Выбрать главу

Sie haben recht behalten. Er hat den Sturm überstanden.«

- 148 -

Stans Augen glänzten. Er schien der Zukunft hoffnungsvoll entgegenzusehen. »Ich kenne Bora Bora genau, Sir. Es ist nicht weit von meiner Heimat Taiarea entfernt.«

»Aha!« sagte Kapitän Jarvis mit plötzlich aufflackerndem Interesse. »Müßten Sie einen großen Umweg machen, um dort einmal hereinzuschauen?«

»Wir würden den Kurs um nicht mehr als einen Grad ändern.«

»Gut. Ich möchte gern, daß Sie sich mit dieser Madame Sonntag unterhalten, von der Ted gesprochen hat. Wenn sie seit Jahren in Ihrer Familie lebt, weiß sie vielleicht sogar, wo sich Ihr Vater aufhält.«

Stans Stimme zitterte. »Wenn es überhaupt ein Mensch weiß, dann ist sie es.«

»Das dachte ich mir.« Jarvis' Brauen zogen sich entschlossen zusammen. »Wenn Sie den Windreiter bemannt haben, segeln Sie zuerst Taiarea an und besuchen Sie Madame Sonntag. Dann kommen Sie so schnell wie möglich hierher. Ich erwarte den Schoner in spätestens drei Tagen. Das ist alles.«

Zwei Stunden später saß der Dritte Offizier Moran mit Stan Ridley und Gorilla Smith unter einem Sonnensegel an Deck eines Schiffes, das zwischen den Inseln Handel trieb. Als sie die Ufer von Tahiti am Horizont verschwinden sahen, waren die beiden jungen Männer im siebten Himmel, Gorilla Smith freilich, fand Ted, schien nicht sehr erfreut zu sein.
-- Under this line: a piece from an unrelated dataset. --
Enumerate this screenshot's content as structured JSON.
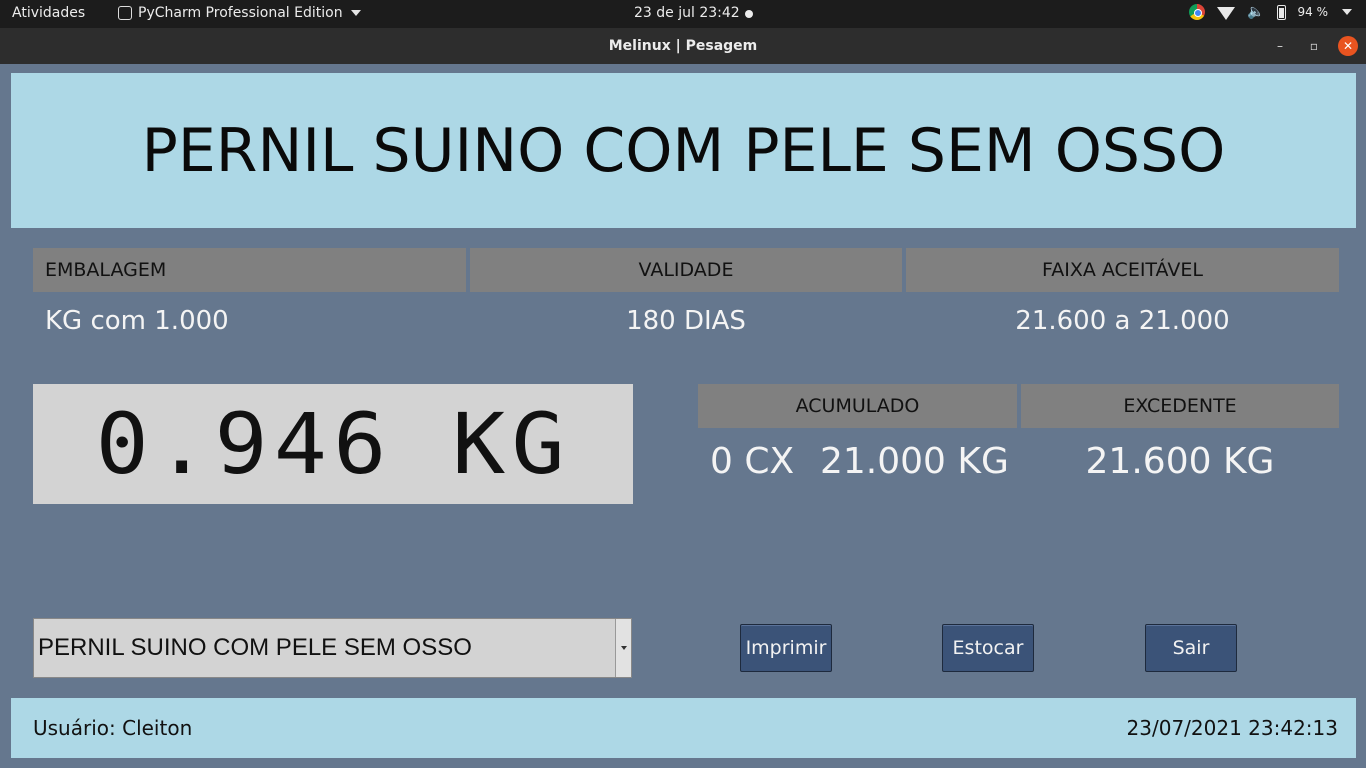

Das mürrische Gesicht des Mannes, schwarz dort, wo der Bart wuchs, war von einer kleinen weißen Segelmütze beschattet, die er tief auf die Ohren gedrückt hatte. Seine Augen starrten blicklos auf den wirbelnden weißen Schaum im Kielwasser der Schaluppe. Hin und wieder nur, wenn die beiden Jungen sich fröhlich miteinander unterhielten, schweiften die Blicke des Mannes verstohlen in ihre Richtung, um einen Augenblick mit seltsam bösartigem Ausdruck auf ihren Gesichtern zu verweilen. Seine breiten Schultern sackten ein wenig nach vorn, während die nackten Arme die Knie umschlangen — Arme, deren hart hervorspringende Muskeln die schindende Plackerei des Stauers verrieten — oder das Training eines Ringers.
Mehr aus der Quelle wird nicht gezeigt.